Ceva de piau

       
Num desses dias de muita chuva e pouca gente aqui na Vendinha, recebi uma visita que, havia muito, não aparecia. Chegou, foi entrando sem cerimônia, e já debochando de mim:
 
      - Uai Seu Zé, o senhor ainda por aqui? - perguntou, como se estranhasse o fato de me encontrar vivo.
 
     Ignorei o deboche e abracei o visitante, dando-lhe as boas vindas. Era o Mena Prata, que não é meu parente, e, nem nós dois o somos dos pratas burgueses e de nariz empinado da região. Aliás, diga-se de passagem, a nobreza quer, mesmo, é nos ver pelas costas. Acreditam que pela nossa origem plebéia, somos indignos do sobrenome.
     Caía uma chuvinha fina, quando o Mena se foi. Sozinho, apreciando a chuva, garrei a matutar com meus botões sobre nossas antigas peripécias e me lembrei de uma pescaria que fizemos juntos:
     O Mena possuía uma ilha no Rio Grande, que depois foi inundada não sei por qual represa. Lá ele tinha uma casinha com um pequeno pomar que hoje, certamente, seria chamada de rancho, coisa desse detestável modismo americanizado. Na parte de baixo da ilha, onde os braços do rio se reencontravam num rebojo manso, meu amigo fez uma ceva de piau. Para manter a ceva, Mena comprava milho, aos carros, nas fazendas das vizinhanças e depois de debulhado e ensacado em saco furado, ele jogava, generosamente, nas profundezas do rebojo. Pescar ali era privilégio de poucos e certeza de muita fartura. Entretanto, daquela vez não foi bem assim.

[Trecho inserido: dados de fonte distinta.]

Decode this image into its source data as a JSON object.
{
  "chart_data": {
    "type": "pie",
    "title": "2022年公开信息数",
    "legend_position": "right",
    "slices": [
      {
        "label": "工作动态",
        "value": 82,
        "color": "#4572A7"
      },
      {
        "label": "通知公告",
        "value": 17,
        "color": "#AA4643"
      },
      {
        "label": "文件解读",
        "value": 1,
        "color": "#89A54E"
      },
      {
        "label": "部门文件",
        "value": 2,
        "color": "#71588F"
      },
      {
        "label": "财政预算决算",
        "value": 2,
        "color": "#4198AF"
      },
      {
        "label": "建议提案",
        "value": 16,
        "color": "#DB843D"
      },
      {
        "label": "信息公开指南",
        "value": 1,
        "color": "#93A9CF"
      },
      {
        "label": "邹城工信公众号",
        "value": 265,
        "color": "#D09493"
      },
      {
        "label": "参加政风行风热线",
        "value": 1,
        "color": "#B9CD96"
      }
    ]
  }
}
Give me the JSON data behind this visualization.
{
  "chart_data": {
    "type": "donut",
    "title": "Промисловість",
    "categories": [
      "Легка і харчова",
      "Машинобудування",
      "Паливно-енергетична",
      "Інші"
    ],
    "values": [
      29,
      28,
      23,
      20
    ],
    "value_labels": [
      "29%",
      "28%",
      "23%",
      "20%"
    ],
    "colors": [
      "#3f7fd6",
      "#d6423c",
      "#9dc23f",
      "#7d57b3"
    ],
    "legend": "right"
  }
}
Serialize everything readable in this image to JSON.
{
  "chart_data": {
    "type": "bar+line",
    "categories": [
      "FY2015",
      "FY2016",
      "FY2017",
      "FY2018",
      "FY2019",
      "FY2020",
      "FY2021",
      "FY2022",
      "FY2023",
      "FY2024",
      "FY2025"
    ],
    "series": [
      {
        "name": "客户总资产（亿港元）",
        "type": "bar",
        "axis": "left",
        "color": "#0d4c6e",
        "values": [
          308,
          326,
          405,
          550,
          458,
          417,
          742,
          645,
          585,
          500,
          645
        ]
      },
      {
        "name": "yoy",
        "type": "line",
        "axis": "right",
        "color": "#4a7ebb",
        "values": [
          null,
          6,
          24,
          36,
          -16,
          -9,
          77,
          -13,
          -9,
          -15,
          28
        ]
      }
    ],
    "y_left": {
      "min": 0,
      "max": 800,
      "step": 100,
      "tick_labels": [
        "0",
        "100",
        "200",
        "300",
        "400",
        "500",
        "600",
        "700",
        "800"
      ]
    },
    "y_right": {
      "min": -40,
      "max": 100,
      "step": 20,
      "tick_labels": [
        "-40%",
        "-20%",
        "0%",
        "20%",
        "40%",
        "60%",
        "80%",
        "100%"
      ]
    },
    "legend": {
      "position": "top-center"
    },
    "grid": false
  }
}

     Chegamos ainda cedo, apoitamos a canoa e metemos os anzóis na água, ansiosos por uma boa fisgada. Mena estivera fora, viajando algumas semanas, o que aumentava sua ansiosidade. Anzóis na água, sol esquentando e nada de peixes. Horas depois, a ansiedade deu lugar ao desânimo e às reclamações. Finalmente, com o sol já a pino, um canoeiro conhecido aproximou-se e prosa vai prosa vem, o homem segredou que o caseiro de Mena, que acreditava que dar milho para peixe era uma besteira, havia comprado uma manada de leitões, piaus de focinho curto, uma belezura, e, estava tratando da bicharada com o milho do patrão. Meu amigo ficou fulo! Ironicamente, quando olhamos para a praia às nossas costas, a leitoada estava lá. Mena recolheu sua linha aos arrancos, trocou o anzol por um daqueles grandões, de pescar dourado, iscou meia espiga de milho e arremessou em direção à porcada. Foi a conta de cair na areia. Os leitões habituados ao trato avançaram em disputa. Quando um deles mordeu, Mena fisgou com toda a força de sua ira e enquanto girava a manivela do molinete, possesso, gritava entre gargalhadas de ódio:
 
      - Não é piau, Seu Zé!? Não mordeu o anzol? Então vai pra frigideira!
           
     O leitão, pobre coitado, bacorejava e esbirrava as quatro patinhas, deixando atrás de si sulcos na areia, testemunhas de uma luta inglória ante a fúria do malfadado pescador.